News

Domestic Reference Pricing Would’ve Cut Launch Prices 18%-30%

2 min
September 24, 2021
 
Sean Dickson
Director, Health Policy

By John Wilkerson

September 24, 2021

Medicare would have saved 18% to 30% on newly launched drugs from 2015 to 2019 if it had used domestic reference pricing to control prices, and domestic reference prices for most drugs were even above the prices suggested by the Institute for Clinical and Economic Review, according to a report by West Health Policy Center, the University of Pittsburgh and the University of California, San Diego.

House Democrats’ H.R. 3 would base Medicare negotiation on international drug prices, but lobbyists say Senate Finance Committee staff are writing a bill that would reference domestic prices as part of negotiation. Details of the Finance bill aren’t public, but lobbyists believe it would incorporate a drug discount program used by the Veterans Administration.

However, it’s not clear how that VA program would handle launch prices. The Federal Ceiling Price gives the VA a 24% discount off the average commercial market price, so drug companies could increase prices 24% at launch.
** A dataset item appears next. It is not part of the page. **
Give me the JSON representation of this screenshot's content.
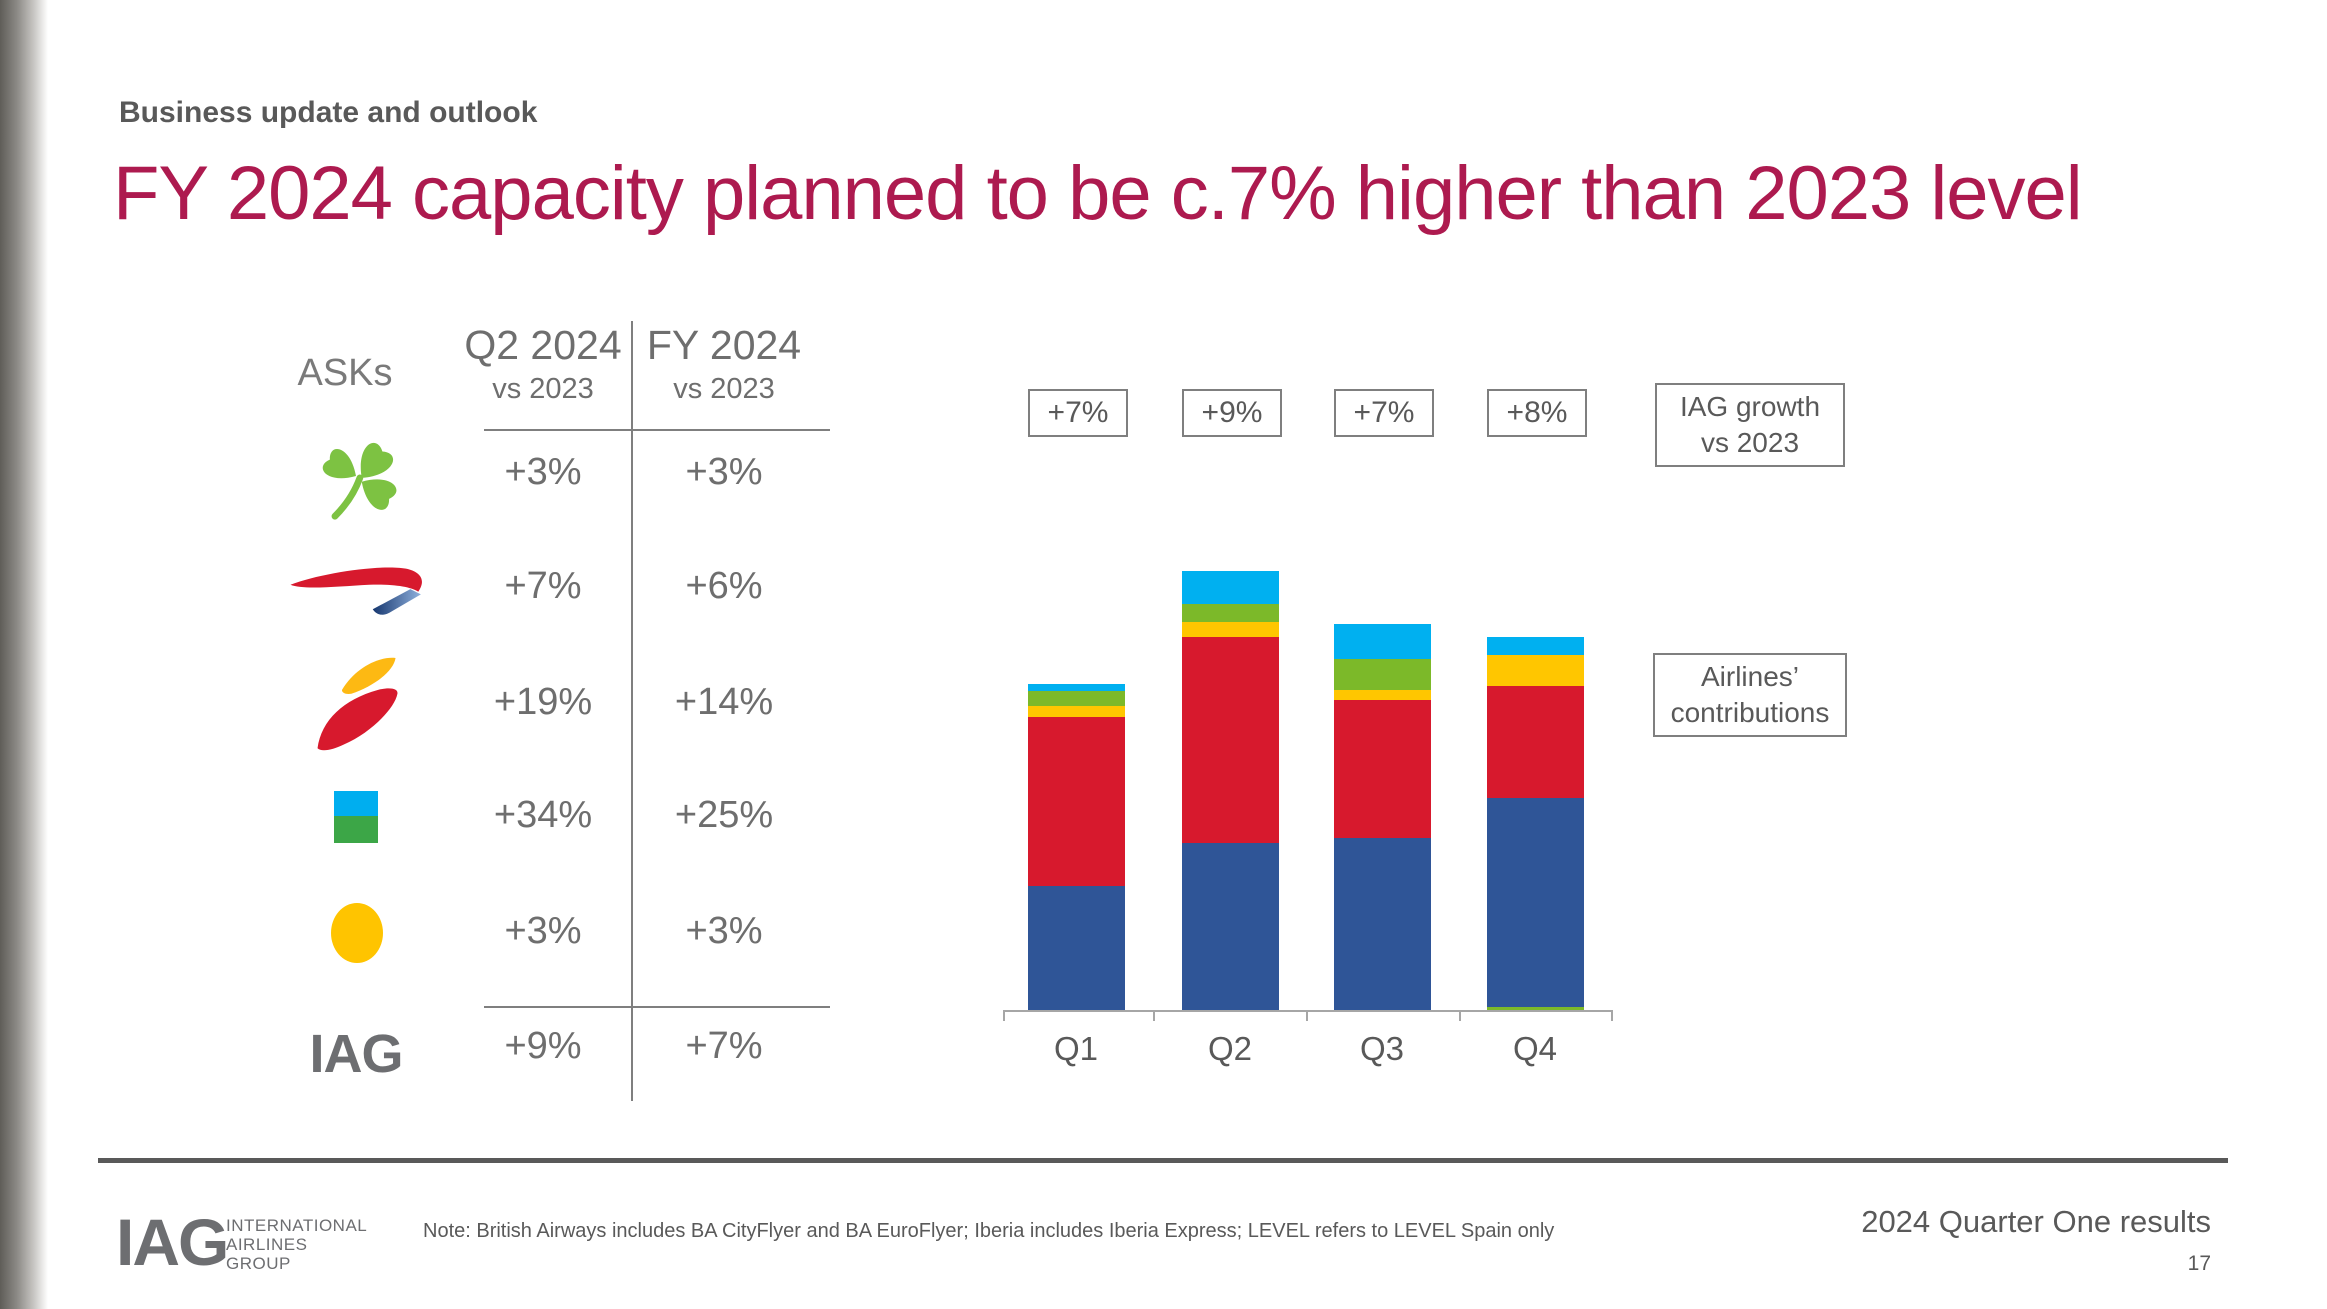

The domestic reference price system in the report proposes to get around the launch price issue by limiting launch prices based on “inflation-adjusted and innovation weighted historical launch prices of three clinically-appropriate comparators.”

Of the 66 drugs launched over the five years, 49 would have been cheaper under the domestic reference price scheme, and Medicare would have saved $4.7 billion, which is an 18% reduction in spending for the 66 drugs.

However, Medicare expenditures would have been $6.5 billion lower, a 30 percent reduction in spending on these drugs, if hepatitis C drugs are excluded. That’s because the period covered by the study starts in 2015, and the first hep C drug, Sovaldi, was launched in December 2013. Sovaldi launched at $84,000 for a treatment course, and it was on the market for nearly a year without competition to lower that price. By 2015, a competing drug, Harvoni, was available, and others soon followed. Those competing drugs were priced lower and were compared to their expensive predecessor. If the period of analysis had started earlier, it would have compared Sovaldi to the nearest comparator drug, which was interferon, a cheaper but far inferior drug.

The domestic reference pricing model includes a comparative effectiveness “escape valve” to let drug companies demonstrate that higher prices are warranted, but it did not estimate the effect that measure would have had on prices.

The analysis didn’t account for rebates on drugs in Part D. However, Sean Dickson, the research at West Health who led the analysis, said health plans could still negotiate rebates, and newly launched drugs typically have minimal, if any, rebates. Also, drug companies don’t rebate drugs in Part B, and the analysis covered drugs in Parts B and D.